I was a project engineer intern (2014, 2016) and maintenance and reliability intern (2015) with Sappi North America in Skowhegan. The first summer I aided projects by creating 2-D CAD models, participated in the selection of mechanical equipment and supported installation of capital projects. The second summer was spent in maintenance and reliability engineering. I added new rebuild procedures to the company’s database, became familiar with the use of visual, infrared, vibration and other nondestructive testing/maintenance measures, participated in a root-cause failure analysis of a piece of equipment on site, and helped in a two-week inspection of the power generation system. The third summer, I was involved in a large capital investment project. I was able to see the business end of a project which included learning about the approval process and business factors that affected decision-making.
What difference has UMaine made in your life and in helping you reach your goals?
UMaine has provided me an environment where I have been able to grow and develop both in and out of the classroom. In the classroom, I have gained the foundation of knowledge necessary to become an engineer. The professors here at UMaine genuinely care about the progress of students and the classes are small enough that you are able to have a genuine relationship with your professors. Outside of the classroom, UMaine has provided me with the opportunities to test and refine leadership skills, build relationships and make an impact in my community. My internships and job after college are also a direct result of attending UMaine. The combination of studying, fun and extracurricular activities has led me to have a balance in my college career that I hope to continue to incorporate into my life.
I love the University of Maine because it is a tight-knit community. Orono is a true college town filled with rich university history on and off campus. UMaine’s size makes it just large enough to have the “big campus” feel and resources, yet is a size that you can see several familiar faces on the walk to class each day.
How would you define the opportunities for student success at UMaine?
The opportunities for student success at UMaine are huge. I regret that I was never able to fully capture these opportunities on campus, but I have several colleagues in related fields of studies that have research assistant opportunities with the faculty, part-time positions at the Advanced Manufacturing Center and Advanced Composites Center on campus, or even work in one of the many on campus tutoring spaces. My senior capstone project has really helped solidify my education. This two-semester project combines several fields of study in engineering to design, test and fabricate an autonomous land drone. This also ties in well with the goal of entering a project-oriented job after school.
What advice do you have for incoming students to help them get off to the best start academically?

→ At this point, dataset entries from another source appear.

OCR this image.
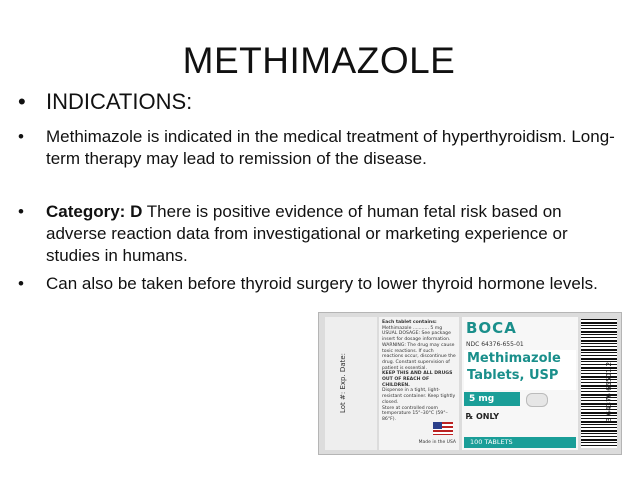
METHIMAZOLE
• INDICATIONS:
•	Methimazole is indicated in the medical treatment of hyperthyroidism. Long-term therapy may lead to remission of the disease.
•	Category: D There is positive evidence of human fetal risk based on adverse reaction data from investigational or marketing experience or studies in humans.
•	Can also be taken before thyroid surgery to lower thyroid hormone levels.
Lot #: Exp. Date:

Each tablet contains:

Methimazole ........... 5 mg

USUAL DOSAGE: See package insert for dosage information.

WARNING: The drug may cause toxic reactions. If such reactions occur, discontinue the drug. Constant supervision of patient is essential.

KEEP THIS AND ALL DRUGS OUT OF REACH OF CHILDREN.

Dispense in a tight, light-resistant container. Keep tightly closed.

Store at controlled room temperature 15°–30°C (59°–86°F).

Made in the USA
BOCA
NDC 64376-655-01
Methimazole
Tablets, USP
5 mg
℞ ONLY
100 TABLETS
3 64376 65501 2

My advice would be to spend the first weeks on campus exploring the opportunities our campus has: the clubs, Greek organizations, intramurals, on-campus positions, and find one thing that you can really commit to. That thing will be your motivator, the place where you have relationships that will define your college career — a positive place where you can focus your energy when you’re not in class or studying. Being involved — but not too much — I believe is a huge part of a successful academic career outside of the traditional good study habits: reading your text, going to class and getting to know your professors.